Individuals who have an SBP above 140, a DBP above 90, or a participant taking hypertension medication at any phase are labeled hypertensive and otherwise considered normal (19, 29).
In phase two or three, genome samples from white blood cells were genotyped by standard proteinase K method extracted with HumanOmniExpress-24-v1-0 chip by deCODE according to Illumina device (30). Genomic data for each individual has 600K SNPs stored in the ped file.
Based on (31) to improve results and quality control, classification based on age (over 18 years and under 18 years) and SNP classification has been done in rarity and prevalence. Accordingly, SNPs with missing values less than 5% and mean allelic frequency (MAF) greater than 5% are considered.

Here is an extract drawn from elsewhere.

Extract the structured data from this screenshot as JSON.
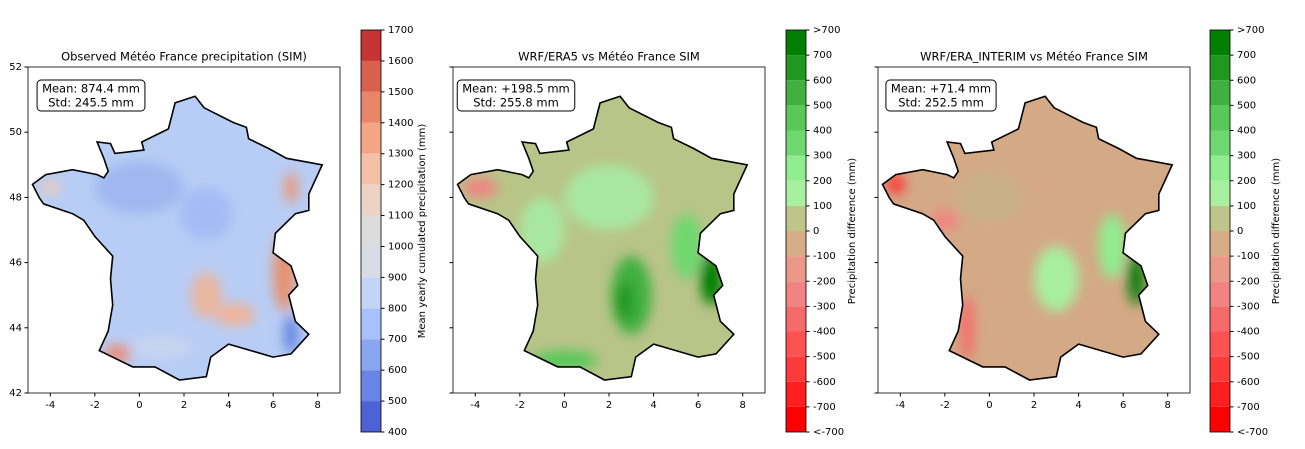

Validation and evaluation of results
Various criteria are expressed in the subject literature to validate and evaluate modeling results, shown in Table 1. TP, TF, FP, and FN stand true positive, true negative, false positive, and false negative. These criteria express the efficiency of the constructed model in the research data.
In addition to these criteria, one of the most widely used criteria to compare models is the area under receiver curve (AUC). A complete classification will have an AUC of 1, and a weak classification will have 0.5. A good classifier will have an AUC greater than 0.5 and is considered excellent when it reaches 1 (32).
The 10-fold method is used for modeling validation, which divides the data into ten equal parts without repetition and creates different models, calculating the final result based on the average of the obtained results. It should be noted that because there is similar data in phases for each participant, all rows for one participant are in only one fold.
PHP language is used to prepare the data, and Orange is used for modeling and visualizing. The code and sample data are placed on Github.